Zero and Asterisk Symbols Appear when Extracting Text from PPT File in Java

lucy.hq · September 29, 2021, 9:00am

hi,
We are extracting text from ppt using Aspose.Slide, but we met some problem.
here is my code:

// extract text from silde
 ISlideCollection slides = presentation.getSlides();
    StringBuilder textBuilder = new StringBuilder();
    for (ISlide slide : slides) {
        ITextFrame[] textFrames = SlideUtil.getAllTextBoxes(slide);
        if (textFrames != null && textFrames.length > 0) {
            for (int index = 0; index < textFrames.length; index++) {
                for (IParagraph paragraph : textFrames[index].getParagraphs()) {
                    for (IPortion portion : paragraph.getPortions()) {
                        textBuilder.append(portion.getText()).append("\n");
                    }
                }
            }
        }
    }

// extract text from master slide and layout slide
IMasterSlideCollection masters = presentation.getMasters();
    if (masters != null && masters.size() > 0) {
        for (IMasterSlide masterSlide : masters) {
            getContentTextFromSlide(masterSlide, textBuilder);
            IMasterLayoutSlideCollection masterLayoutSlides = masterSlide.getLayoutSlides();
            if (masterLayoutSlides != null && masterLayoutSlides.size() > 0) {
                for (ILayoutSlide masterLayoutSlide : masterLayoutSlides) {
                    getContentTextFromSlide(masterLayoutSlide, textBuilder);
                }
            }
        }
    }

    private void getContentTextFromSlide(IBaseSlide slide, StringBuilder textBuilder) {
        ITextFrame[] textFrames = SlideUtil.getAllTextBoxes(slide);
        if (textFrames != null && textFrames.length > 0) {
            for (int index = 0; index < textFrames.length; index++) {
                for (IParagraph paragraph : textFrames[index].getParagraphs()) {
                    for (IPortion portion : paragraph.getPortions()) {
                        textBuilder.append(portion.getText()).append("\n");
                    }
                }
            }
        }
    }

There is no “0” in my ppt slide, but there is a “0” in extracted slide text
2.when I extract text from masters slide and layout slide, “‹#›” is extracted as “*”

this is my ppt file:
testfile.zip (661.8 KB)

andrey.potapov · September 29, 2021, 2:22pm

@lucy.hq,
Thank you for the issue description.

Your presentation is containing three invisible objects with “0” text in the top right corner of each slide. You can find them by using Find tool. zero.jpg (195.3 KB)

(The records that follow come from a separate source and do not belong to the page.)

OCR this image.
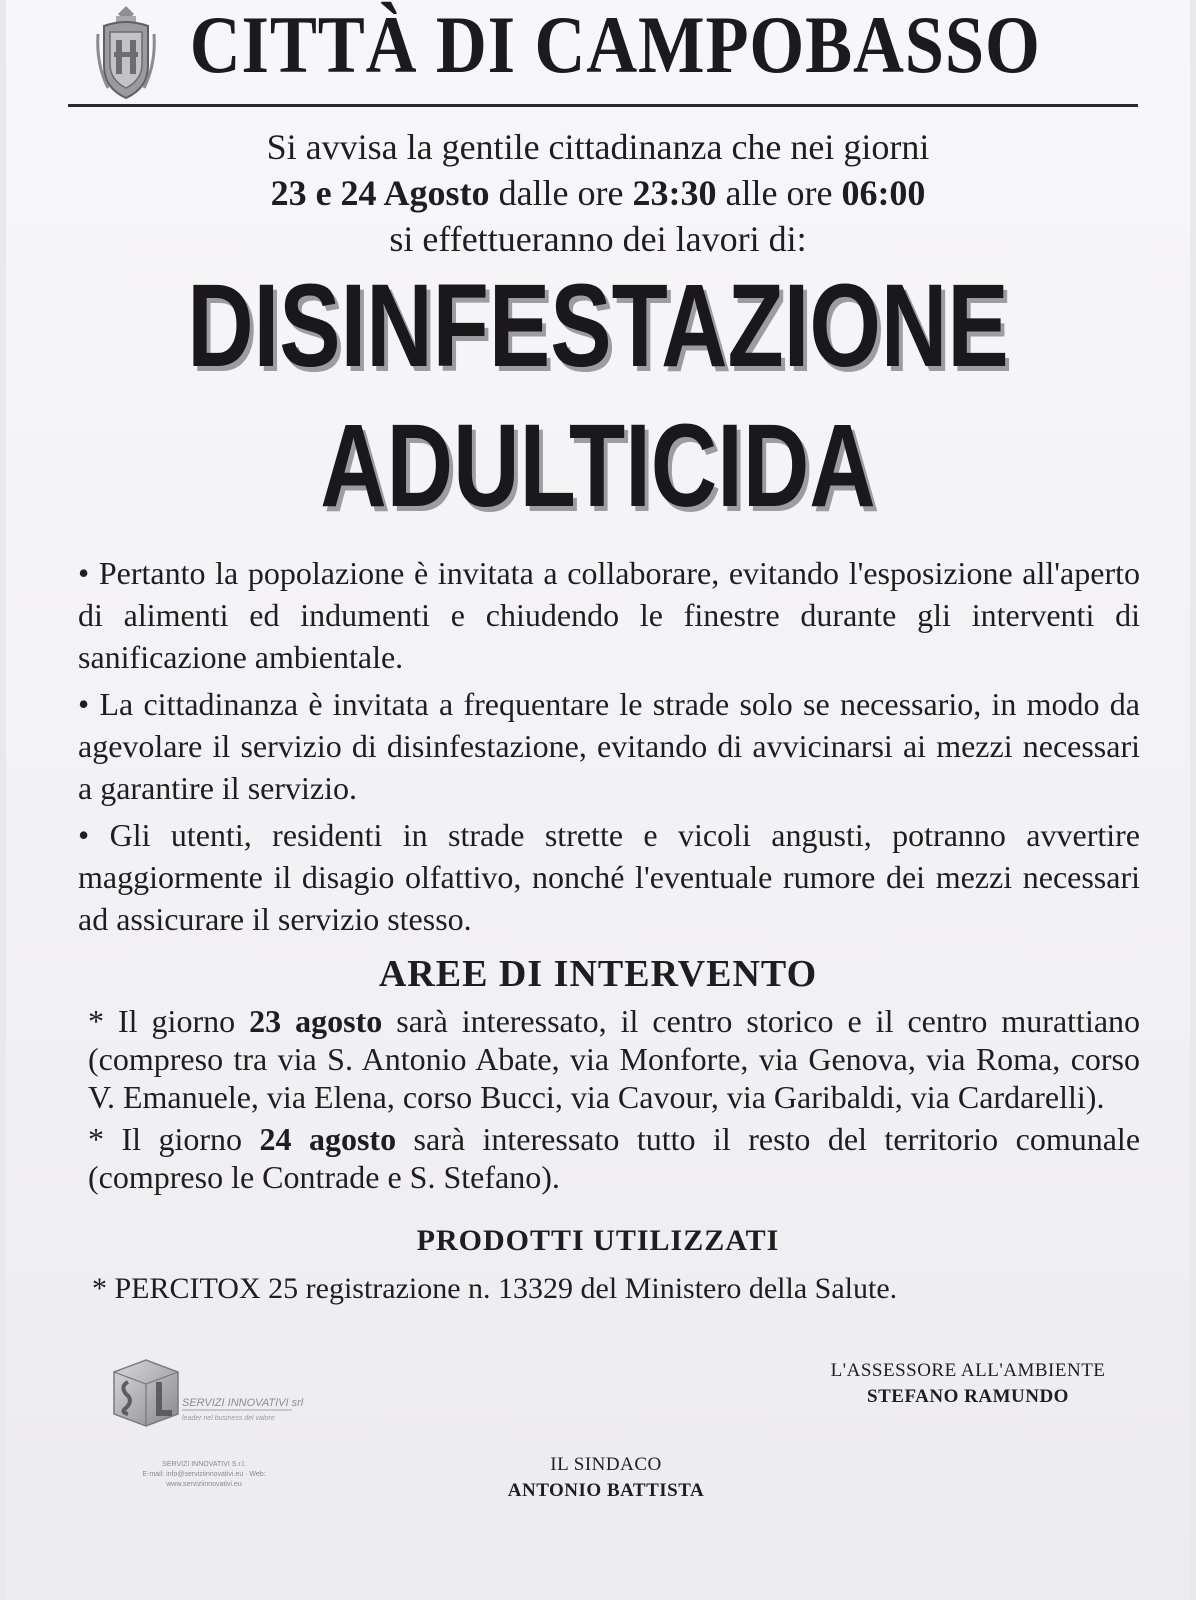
CITTÀ DI CAMPOBASSO

Si avvisa la gentile cittadinanza che nei giorni

23 e 24 Agosto dalle ore 23:30 alle ore 06:00

si effettueranno dei lavori di:

DISINFESTAZIONE
ADULTICIDA

• Pertanto la popolazione è invitata a collaborare, evitando l'esposizione all'aperto di alimenti ed indumenti e chiudendo le finestre durante gli interventi di sanificazione ambientale.

• La cittadinanza è invitata a frequentare le strade solo se necessario, in modo da agevolare il servizio di disinfestazione, evitando di avvicinarsi ai mezzi necessari a garantire il servizio.

• Gli utenti, residenti in strade strette e vicoli angusti, potranno avvertire maggiormente il disagio olfattivo, nonché l'eventuale rumore dei mezzi necessari ad assicurare il servizio stesso.

AREE DI INTERVENTO

* Il giorno 23 agosto sarà interessato, il centro storico e il centro murattiano (compreso tra via S. Antonio Abate, via Monforte, via Genova, via Roma, corso V. Emanuele, via Elena, corso Bucci, via Cavour, via Garibaldi, via Cardarelli).

* Il giorno 24 agosto sarà interessato tutto il resto del territorio comunale (compreso le Contrade e S. Stefano).

PRODOTTI UTILIZZATI
* PERCITOX 25 registrazione n. 13329 del Ministero della Salute.
SERVIZI INNOVATIVI srl
leader nel business del valore
SERVIZI INNOVATIVI S.r.l.
E-mail: info@serviziinnovativi.eu · Web: www.serviziinnovativi.eu
L'ASSESSORE ALL'AMBIENTE
STEFANO RAMUNDO
IL SINDACO
ANTONIO BATTISTA
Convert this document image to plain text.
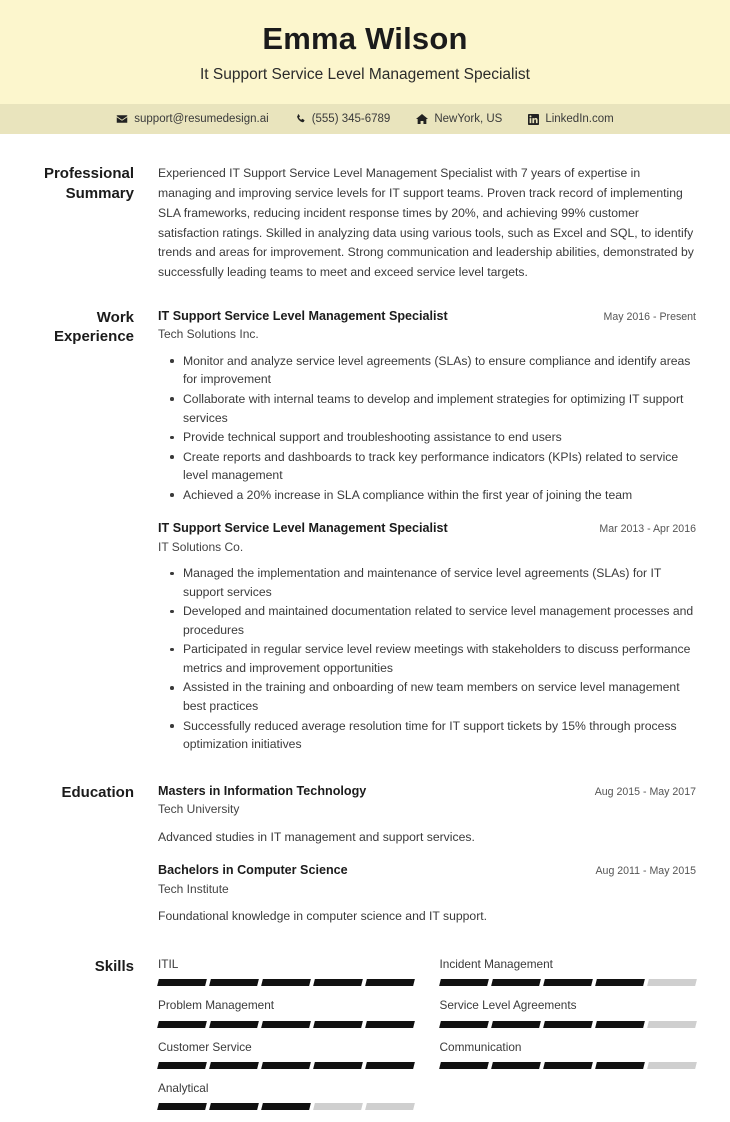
Emma Wilson
It Support Service Level Management Specialist
support@resumedesign.ai	(555) 345-6789	NewYork, US	LinkedIn.com
Professional
Summary
Experienced IT Support Service Level Management Specialist with 7 years of expertise in managing and improving service levels for IT support teams. Proven track record of implementing SLA frameworks, reducing incident response times by 20%, and achieving 99% customer satisfaction ratings. Skilled in analyzing data using various tools, such as Excel and SQL, to identify trends and areas for improvement. Strong communication and leadership abilities, demonstrated by successfully leading teams to meet and exceed service level targets.
Work
Experience
IT Support Service Level Management Specialist	May 2016 - Present
Tech Solutions Inc.
Monitor and analyze service level agreements (SLAs) to ensure compliance and identify areas for improvement
Collaborate with internal teams to develop and implement strategies for optimizing IT support services
Provide technical support and troubleshooting assistance to end users
Create reports and dashboards to track key performance indicators (KPIs) related to service level management
Achieved a 20% increase in SLA compliance within the first year of joining the team
IT Support Service Level Management Specialist	Mar 2013 - Apr 2016
IT Solutions Co.
Managed the implementation and maintenance of service level agreements (SLAs) for IT support services
Developed and maintained documentation related to service level management processes and procedures
Participated in regular service level review meetings with stakeholders to discuss performance metrics and improvement opportunities
Assisted in the training and onboarding of new team members on service level management best practices
Successfully reduced average resolution time for IT support tickets by 15% through process optimization initiatives
Education	Masters in Information Technology	Aug 2015 - May 2017
Tech University
Advanced studies in IT management and support services.
Bachelors in Computer Science	Aug 2011 - May 2015
Tech Institute
Foundational knowledge in computer science and IT support.
Skills	ITIL	Incident Management
Problem Management	Service Level Agreements
Customer Service	Communication
Analytical
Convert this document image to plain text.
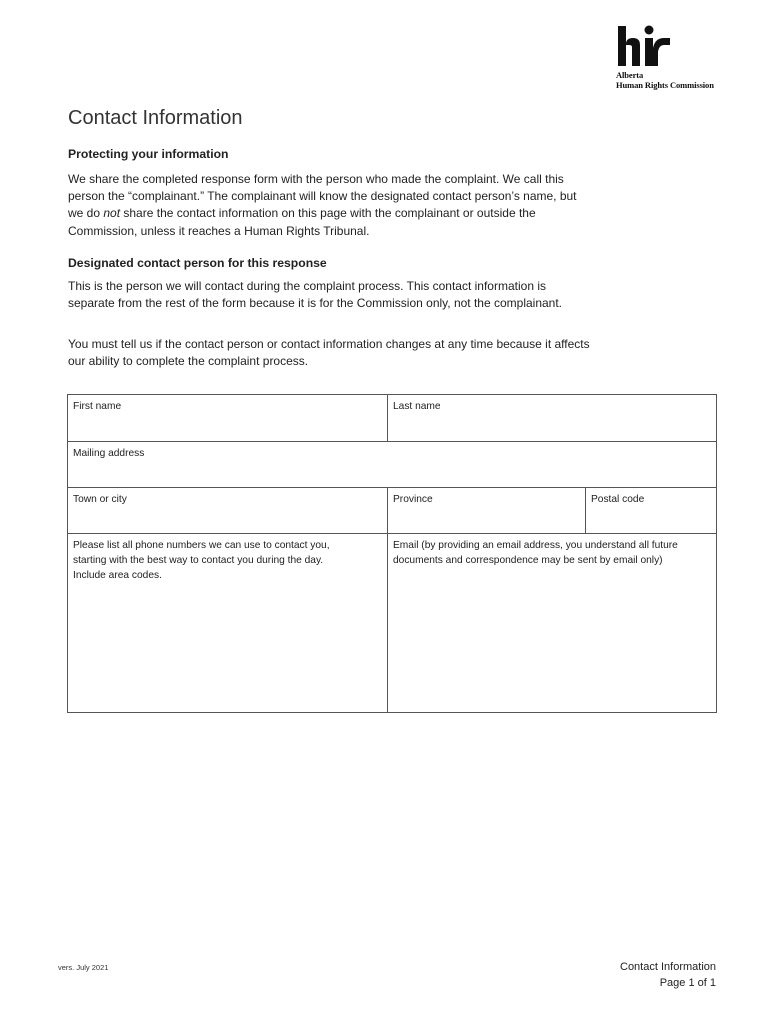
Alberta
Human Rights Commission
Contact Information
Protecting your information

We share the completed response form with the person who made the complaint. We call this person the “complainant.” The complainant will know the designated contact person’s name, but we do not share the contact information on this page with the complainant or outside the Commission, unless it reaches a Human Rights Tribunal.

Designated contact person for this response

This is the person we will contact during the complaint process. This contact information is separate from the rest of the form because it is for the Commission only, not the complainant.

You must tell us if the contact person or contact information changes at any time because it affects our ability to complete the complaint process.

First name	Last name
Mailing address
Town or city	Province	Postal code
Please list all phone numbers we can use to contact you, starting with the best way to contact you during the day. Include area codes.
Email (by providing an email address, you understand all future documents and correspondence may be sent by email only)
vers. July 2021	Contact Information
Page 1 of 1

I reproduced the problem with the appearing “*” symbol and logged the issue with ID SLIDESJAVA-38640 in our tracking system. Our development team will investigate this case. You will be notified when the problem is resolved.

andrey.potapov · September 30, 2021, 3:54pm

@lucy.hq,

As a temporary workaround, you can use the following code snippet for this case:

private static void getContentTextFromSlide(IBaseSlide slide, StringBuilder textBuilder) {
    ITextFrame[] textFrames = SlideUtil.getAllTextBoxes(slide);
    if (textFrames != null && textFrames.length > 0) {
        for (int index = 0; index < textFrames.length; index++) {
            for (IParagraph paragraph : textFrames[index].getParagraphs()) {
                for (IPortion portion : paragraph.getPortions()) {
                    String text = portion.getText();
                    if (portion.getField() != null && portion.getField().getType().getInternalString().equals("slidenum"))
                        text = "<#>";
                    textBuilder.append(text).append("\r\n");
                }
            }
        }
    }
}

API Reference: IPortion Interface, IField Interface

aspose.notifier · November 25, 2021, 2:54pm

The issues you have found earlier (filed as SLIDESJAVA-38640) have been fixed in this update.